W3C home > Mailing lists > Public > public-lod@w3.org > January 2011

Re: URI Comparisons: RFC 2616 vs. RDF

From: Nathan <nathan@webr3.org>
Date: Mon, 17 Jan 2011 16:52:32 +0000
Message-ID: <4D3473D0.30702@webr3.org>
To: Dave Reynolds <dave.e.reynolds@gmail.com>, Sandro Hawke <sandro@w3.org>
CC: Martin Hepp <martin.hepp@ebusiness-unibw.org>, public-lod@w3.org
Dave Reynolds wrote:
> On Mon, 2011-01-17 at 16:51 +0100, Martin Hepp wrote: 
>> Dear all:
>> RFC 2616 [1, section 3.2.3] says that
>> "When comparing two URIs to decide if they match or not, a client   
>> SHOULD use a case-sensitive octet-by-octet comparison of the entire
>>     URIs, with these exceptions:
>>        - A port that is empty or not given is equivalent to the default
>>          port for that URI-reference;
>>        - Comparisons of host names MUST be case-insensitive;
>>        - Comparisons of scheme names MUST be case-insensitive;
>>        - An empty abs_path is equivalent to an abs_path of "/".
>>     Characters other than those in the "reserved" and "unsafe" sets (see
>>     RFC 2396 [42]) are equivalent to their ""%" HEX HEX" encoding.
>>     For example, the following three URIs are equivalent:
>>        http://abc.com:80/~smith/home.html
>>        http://ABC.com/%7Esmith/home.html
>>        http://ABC.com:/%7esmith/home.html
>> "
>> Does this also hold for identifying RDF resources
>> a) in theory and
> No.

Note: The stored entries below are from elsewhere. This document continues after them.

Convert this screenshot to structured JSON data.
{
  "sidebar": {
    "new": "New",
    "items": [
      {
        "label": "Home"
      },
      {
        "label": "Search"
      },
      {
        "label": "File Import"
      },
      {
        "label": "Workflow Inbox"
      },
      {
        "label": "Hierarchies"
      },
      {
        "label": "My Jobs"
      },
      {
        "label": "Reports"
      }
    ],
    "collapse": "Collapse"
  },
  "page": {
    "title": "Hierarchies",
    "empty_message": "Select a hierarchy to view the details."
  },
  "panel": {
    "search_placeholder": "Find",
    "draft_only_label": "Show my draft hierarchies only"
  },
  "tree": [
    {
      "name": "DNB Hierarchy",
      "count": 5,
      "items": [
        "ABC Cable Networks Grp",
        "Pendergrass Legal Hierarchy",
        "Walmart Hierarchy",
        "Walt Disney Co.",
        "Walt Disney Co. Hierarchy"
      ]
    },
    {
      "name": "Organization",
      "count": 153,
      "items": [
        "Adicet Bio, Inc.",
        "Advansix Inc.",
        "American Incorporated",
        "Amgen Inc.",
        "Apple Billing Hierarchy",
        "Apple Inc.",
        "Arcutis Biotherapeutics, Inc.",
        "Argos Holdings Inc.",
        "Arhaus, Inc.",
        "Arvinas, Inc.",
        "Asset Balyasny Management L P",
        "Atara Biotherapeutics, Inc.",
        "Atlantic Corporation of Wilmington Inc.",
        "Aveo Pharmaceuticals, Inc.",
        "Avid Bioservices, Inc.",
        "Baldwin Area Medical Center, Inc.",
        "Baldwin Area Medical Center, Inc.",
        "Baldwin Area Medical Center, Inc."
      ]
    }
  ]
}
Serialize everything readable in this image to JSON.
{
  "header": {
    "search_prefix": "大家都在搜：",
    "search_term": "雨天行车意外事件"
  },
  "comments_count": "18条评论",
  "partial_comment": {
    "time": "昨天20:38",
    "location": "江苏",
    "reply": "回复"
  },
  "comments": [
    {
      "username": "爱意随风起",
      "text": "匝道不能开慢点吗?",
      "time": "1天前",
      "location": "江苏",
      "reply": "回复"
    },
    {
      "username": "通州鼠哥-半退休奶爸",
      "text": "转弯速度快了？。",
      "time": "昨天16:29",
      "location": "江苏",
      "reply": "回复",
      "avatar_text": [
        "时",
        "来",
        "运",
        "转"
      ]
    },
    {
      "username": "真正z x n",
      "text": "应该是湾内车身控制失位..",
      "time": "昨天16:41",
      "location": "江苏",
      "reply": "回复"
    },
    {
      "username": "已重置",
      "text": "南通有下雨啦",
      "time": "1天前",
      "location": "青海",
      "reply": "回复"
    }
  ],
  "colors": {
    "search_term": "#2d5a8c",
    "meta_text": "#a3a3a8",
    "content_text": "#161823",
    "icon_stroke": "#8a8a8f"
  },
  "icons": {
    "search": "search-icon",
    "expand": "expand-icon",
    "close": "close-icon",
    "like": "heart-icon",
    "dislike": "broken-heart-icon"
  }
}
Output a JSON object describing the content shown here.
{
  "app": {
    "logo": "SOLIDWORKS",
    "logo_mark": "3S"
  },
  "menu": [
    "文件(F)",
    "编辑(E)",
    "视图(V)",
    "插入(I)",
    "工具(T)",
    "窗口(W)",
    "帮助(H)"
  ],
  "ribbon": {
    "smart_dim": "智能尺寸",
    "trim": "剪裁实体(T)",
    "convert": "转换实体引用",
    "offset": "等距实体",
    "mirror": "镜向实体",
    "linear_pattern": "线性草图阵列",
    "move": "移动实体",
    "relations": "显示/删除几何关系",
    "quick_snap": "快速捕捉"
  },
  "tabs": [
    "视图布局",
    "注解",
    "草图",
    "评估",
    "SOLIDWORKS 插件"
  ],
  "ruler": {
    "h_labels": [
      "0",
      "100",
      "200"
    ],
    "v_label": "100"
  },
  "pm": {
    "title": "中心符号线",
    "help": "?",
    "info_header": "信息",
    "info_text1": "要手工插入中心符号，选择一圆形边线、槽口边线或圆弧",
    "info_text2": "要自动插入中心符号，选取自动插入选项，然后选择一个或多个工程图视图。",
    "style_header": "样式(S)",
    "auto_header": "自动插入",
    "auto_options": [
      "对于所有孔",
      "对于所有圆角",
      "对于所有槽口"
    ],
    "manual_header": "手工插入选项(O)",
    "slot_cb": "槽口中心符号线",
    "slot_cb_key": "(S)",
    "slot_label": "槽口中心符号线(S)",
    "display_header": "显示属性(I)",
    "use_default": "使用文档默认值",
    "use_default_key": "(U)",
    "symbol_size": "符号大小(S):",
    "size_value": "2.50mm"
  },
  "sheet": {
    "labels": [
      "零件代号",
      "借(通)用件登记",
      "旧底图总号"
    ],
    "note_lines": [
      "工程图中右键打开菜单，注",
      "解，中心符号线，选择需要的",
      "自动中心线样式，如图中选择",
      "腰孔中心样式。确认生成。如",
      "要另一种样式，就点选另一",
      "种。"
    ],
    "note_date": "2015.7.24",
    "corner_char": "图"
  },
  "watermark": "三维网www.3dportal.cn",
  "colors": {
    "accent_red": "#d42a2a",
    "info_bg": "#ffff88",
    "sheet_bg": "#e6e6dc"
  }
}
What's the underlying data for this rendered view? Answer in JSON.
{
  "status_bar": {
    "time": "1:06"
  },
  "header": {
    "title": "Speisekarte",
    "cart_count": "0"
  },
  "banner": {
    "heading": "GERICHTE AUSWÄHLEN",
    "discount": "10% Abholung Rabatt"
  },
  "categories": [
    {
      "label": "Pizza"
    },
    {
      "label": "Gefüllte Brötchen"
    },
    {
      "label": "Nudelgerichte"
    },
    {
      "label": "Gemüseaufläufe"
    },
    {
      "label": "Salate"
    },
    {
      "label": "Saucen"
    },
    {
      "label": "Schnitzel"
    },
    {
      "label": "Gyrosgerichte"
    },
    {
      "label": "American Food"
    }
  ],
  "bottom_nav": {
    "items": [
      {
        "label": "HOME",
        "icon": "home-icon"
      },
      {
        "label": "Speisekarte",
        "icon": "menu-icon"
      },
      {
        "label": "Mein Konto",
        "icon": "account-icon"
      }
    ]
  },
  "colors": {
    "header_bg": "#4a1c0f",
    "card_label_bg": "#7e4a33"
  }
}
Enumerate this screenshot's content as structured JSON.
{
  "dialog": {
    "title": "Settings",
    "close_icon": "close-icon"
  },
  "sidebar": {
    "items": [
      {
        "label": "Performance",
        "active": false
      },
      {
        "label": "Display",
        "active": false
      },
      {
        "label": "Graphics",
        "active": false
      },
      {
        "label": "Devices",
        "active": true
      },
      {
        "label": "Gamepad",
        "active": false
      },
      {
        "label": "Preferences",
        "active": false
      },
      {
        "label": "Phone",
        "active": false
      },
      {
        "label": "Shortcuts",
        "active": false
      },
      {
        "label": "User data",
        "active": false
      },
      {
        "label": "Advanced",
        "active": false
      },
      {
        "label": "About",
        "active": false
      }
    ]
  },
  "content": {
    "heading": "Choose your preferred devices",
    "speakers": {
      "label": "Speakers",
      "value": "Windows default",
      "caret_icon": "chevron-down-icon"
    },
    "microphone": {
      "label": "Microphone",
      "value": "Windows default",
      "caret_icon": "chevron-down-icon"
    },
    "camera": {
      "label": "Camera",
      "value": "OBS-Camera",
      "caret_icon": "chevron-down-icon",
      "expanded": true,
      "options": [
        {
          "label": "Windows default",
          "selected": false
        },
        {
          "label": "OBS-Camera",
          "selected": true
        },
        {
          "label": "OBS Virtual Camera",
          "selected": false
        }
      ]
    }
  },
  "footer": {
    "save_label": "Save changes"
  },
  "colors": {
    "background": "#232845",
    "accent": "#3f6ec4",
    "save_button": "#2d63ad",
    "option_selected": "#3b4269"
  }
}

RDF Concepts defines equality of RDF URI References [1] as simply
> character-by-character equality of the %-encoded UTF-8 Unicode strings.
> Note the final Note in that section:
> """
> Note: Because of the risk of confusion between RDF URI references that
> would be equivalent if derefenced, the use of %-escaped characters in
> RDF URI references is strongly discouraged. 
> """
> which explicitly calls out the difference between URI equivalence
> (dereference to the same resource) and RDF URI Reference equality.

I'd suggest that it's a little more complex than that, and that this may 
be an issue to clear up in the next RDF WG (it's on the charter I believe).

For example:

    When a URI uses components of the generic syntax, the component
    syntax equivalence rules always apply; namely, that the scheme and
    host are case-insensitive and therefore should be normalized to
    lowercase.  For example, the URI <HTTP://www.EXAMPLE.com/> is
    equivalent to <http://www.example.com/>.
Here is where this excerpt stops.